Ken Loach, Docteur Honoris Causa (ULB)

 

 

Un procès en sorcellerie

 

2017-2018 est, à l’ULB, l’Année des diversités. Un choix éthique clair face à la démultiplication des discriminations et des sectarismes, des exclusions et des fanatismes.

Il s’est exprimé aussi dans la désignation des quatre personnalités auxquelles seront remis les insignes de docteur honoris causa de l’Université : Siegi Hirsch, Ahmet Insel, Ken Loach et Christiane Taubira. Leur désignation exprime quatre volets différents d’un engagement constant contre l’injustice sociale et les discriminations, pour l’ouverture à l’autre à travers une solidarité sans frontières et sans rivages.

Depuis quelques semaines, une campagne de jour en jour plus violente a été lancée contre le choix du cinéaste britannique et ses promoteurs n’hésitent pas à parler de « la face hideuse » de Ken Loach et de « l’ignominie » de l’ULB. Leurs vraies raisons sont – assez malhabilement – déniées et ils invoquent en revanche des accusations d’antisémitisme et de négationnisme qui ne résistent pas à l’examen.
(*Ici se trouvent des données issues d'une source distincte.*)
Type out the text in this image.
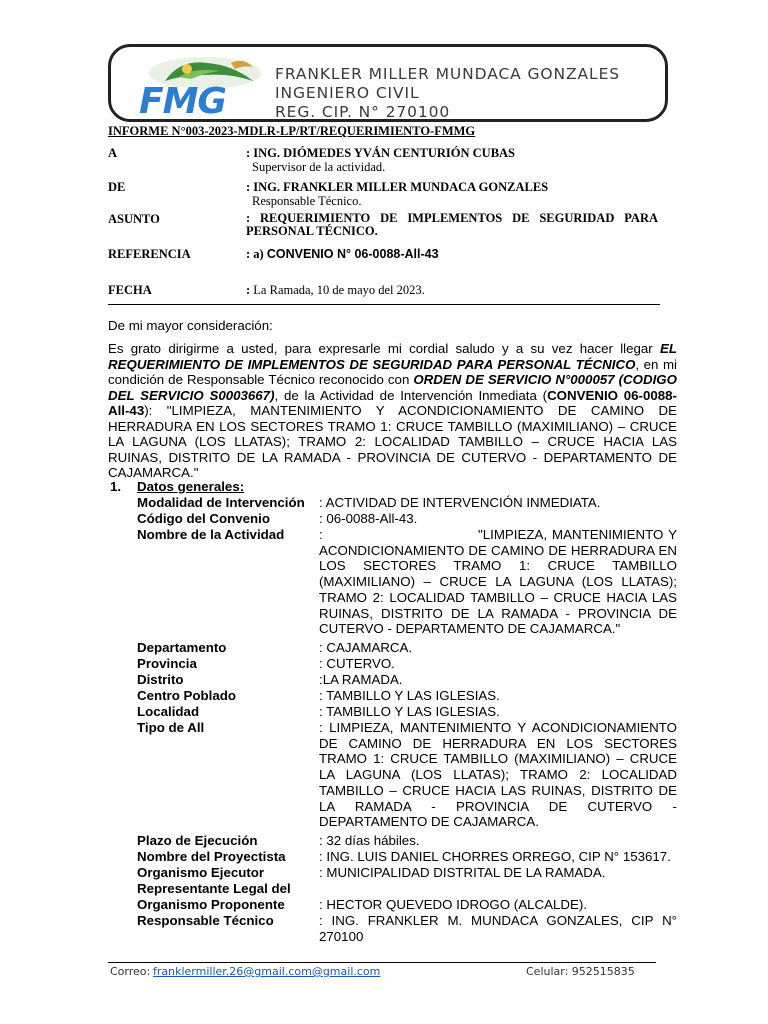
FMG
FRANKLER MILLER MUNDACA GONZALES
INGENIERO CIVIL
REG. CIP. N° 270100
INFORME N°003-2023-MDLR-LP/RT/REQUERIMIENTO-FMMG
A	: ING. DIÓMEDES YVÁN CENTURIÓN CUBAS
Supervisor de la actividad.
DE	: ING. FRANKLER MILLER MUNDACA GONZALES
Responsable Técnico.
ASUNTO	: REQUERIMIENTO DE IMPLEMENTOS DE SEGURIDAD PARA PERSONAL TÉCNICO.
REFERENCIA	: a) CONVENIO N° 06-0088-All-43
FECHA	: La Ramada, 10 de mayo del 2023.
De mi mayor consideración:
Es grato dirigirme a usted, para expresarle mi cordial saludo y a su vez hacer llegar EL REQUERIMIENTO DE IMPLEMENTOS DE SEGURIDAD PARA PERSONAL TÉCNICO, en mi condición de Responsable Técnico reconocido con ORDEN DE SERVICIO N°000057 (CODIGO DEL SERVICIO S0003667), de la Actividad de Intervención Inmediata (CONVENIO 06-0088-All-43): "LIMPIEZA, MANTENIMIENTO Y ACONDICIONAMIENTO DE CAMINO DE HERRADURA EN LOS SECTORES TRAMO 1: CRUCE TAMBILLO (MAXIMILIANO) – CRUCE LA LAGUNA (LOS LLATAS); TRAMO 2: LOCALIDAD TAMBILLO – CRUCE HACIA LAS RUINAS, DISTRITO DE LA RAMADA - PROVINCIA DE CUTERVO - DEPARTAMENTO DE CAJAMARCA."
1. Datos generales:
Modalidad de Intervención	: ACTIVIDAD DE INTERVENCIÓN INMEDIATA.
Código del Convenio	: 06-0088-All-43.
Nombre de la Actividad	:                               "LIMPIEZA, MANTENIMIENTO Y ACONDICIONAMIENTO DE CAMINO DE HERRADURA EN LOS SECTORES TRAMO 1: CRUCE TAMBILLO (MAXIMILIANO) – CRUCE LA LAGUNA (LOS LLATAS); TRAMO 2: LOCALIDAD TAMBILLO – CRUCE HACIA LAS RUINAS, DISTRITO DE LA RAMADA - PROVINCIA DE CUTERVO - DEPARTAMENTO DE CAJAMARCA."
Departamento	: CAJAMARCA.
Provincia	: CUTERVO.
Distrito	:LA RAMADA.
Centro Poblado	: TAMBILLO Y LAS IGLESIAS.
Localidad	: TAMBILLO Y LAS IGLESIAS.
Tipo de All	: LIMPIEZA, MANTENIMIENTO Y ACONDICIONAMIENTO DE CAMINO DE HERRADURA EN LOS SECTORES TRAMO 1: CRUCE TAMBILLO (MAXIMILIANO) – CRUCE LA LAGUNA (LOS LLATAS); TRAMO 2: LOCALIDAD TAMBILLO – CRUCE HACIA LAS RUINAS, DISTRITO DE LA RAMADA - PROVINCIA DE CUTERVO - DEPARTAMENTO DE CAJAMARCA.
Plazo de Ejecución	: 32 días hábiles.
Nombre del Proyectista	: ING. LUIS DANIEL CHORRES ORREGO, CIP N° 153617.
Organismo Ejecutor	: MUNICIPALIDAD DISTRITAL DE LA RAMADA.
Representante Legal del Organismo Proponente	: HECTOR QUEVEDO IDROGO (ALCALDE).
Responsable Técnico	: ING. FRANKLER M. MUNDACA GONZALES, CIP N° 270100
Correo: franklermiller.26@gmail.com@gmail.com	Celular: 952515835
La première accusation porte sur une affaire vieille de plus de trente ans : la mise en scène par Loach en 1987 d’une pièce de théâtre du dramaturge socialiste Jim Allen Perdition. Cette pièce fut à l’époque déprogrammée avant la première[1]. Elle était inspirée de l’affaire Kastner qui eut un énorme retentissement en Israël dans les années 50. Rudolf Kastner, importante personnalité du parti travailliste Mapai, fit l’objet d’une campagne de dénonciations pour son rôle dans les négociations avec Eichmann et l’extermination des juifs hongrois au commencement de 1944. Après avoir été condamné en première instance par un tribunal israélien, il fut assassiné par un militant d’extrême-droite en 1957 puis innocenté par la Cour suprême d’Israël l’année suivante. Les accusateurs de Loach présentent l’affaire comme si ce jugement avait définitivement établi la vérité historique sur cette affaire et que c’était pure malignité antisémite de l’avoir ultérieurement exhumée Or il n’en est rien, la controverse, portant tant sur les faits que sur leur évaluation morale et politique, a été maintes fois relancée, notamment lors de la publication du livre Perfidy (1961) de Ben Hecht, important écrivain et scénariste juif américain et sioniste, dont il semble que Jim Allen se soit inspiré pour écrire sa pièce. Quoi qu’il en soit, Ken Loach n’en est pas l’auteur et ce qu’il dit de l’affaire Kastner dans son interview à la revue Ballast en octobre 2017, correspond, quasiment mot pour mot, à ce que disait de « l’étrange M. Kastner » la philosophe Hannah Arendt dans son célèbre livre Eichmann à Jérusalem. Va-t-on à nouveau accuser cette dernière d’être antisémite ?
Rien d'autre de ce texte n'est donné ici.